According to a recent press release issued by St. Andrews, this robustness means that measuring cell forces could soon become a tool in clinical diagnostics, through which doctors could complement existing techniques to assess the invasiveness of cancer. 

“Cells are not only biochemical entities as one might think,” Scarcelli said. “They are also little physical machines. But, while we have a full arsenal of techniques to study molecular pathways, tools to characterize physical interactions are scarce and inherently more difficult to build. This force sensor is so accurate and fast that it could open a new dimension in how we understand cellular processes.” 

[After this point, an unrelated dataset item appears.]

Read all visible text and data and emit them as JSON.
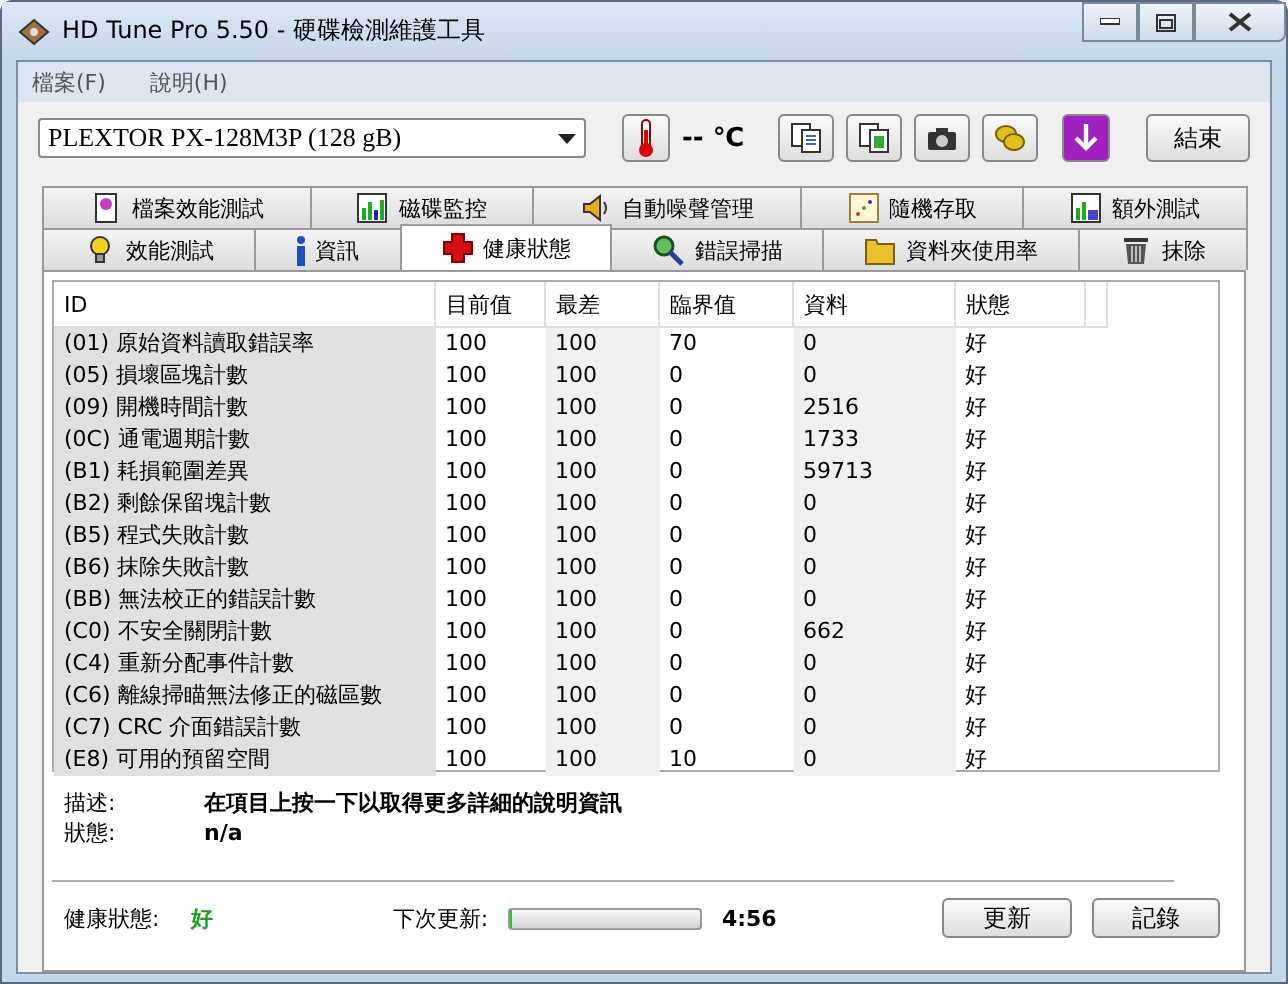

Scarcelli’s work with the University of St. Andrews represents another step in his efforts to advance understanding of some of the body’s most complex and spectacular processes, such as those relating to the central nervous system (CNS) or cancer metastasis. Scarcelli’s collaboration on the ERISM project is part of his 2014 Human Frontier Science Program (HFSP) Young Investigator award. The three-year, $1,050,000 grant is titled Neurons feel the force: new photonic tools to unravel the development of the nervous system, and featured the development of novel microscopy techniques to further understanding of the CNS. The award fostered Scarcelli’s collaborations with Gather and fellow co-author on the Nature Cell Biology paper Kristian Franze (Department of Physiology, Development and Neuroscience, University of Cambridge, United Kingdom). 

In addition to Gather, Franze, and Scarcelli, the following researchers served as co-authors on the paper: Nils M. Kronenberg, Philipp Liehm, and Anja Steude, (School of Physics and Astronomy, University of St. Andrews); Johanna A. Knipper (Institute of Immunology and Infection Research, University of Edinburgh); Jessica G. Borger (Institute of Immunology and Infection Research, University of Edinburgh); and Simon J. Powis (School of Medicine, University of St. Andrews). 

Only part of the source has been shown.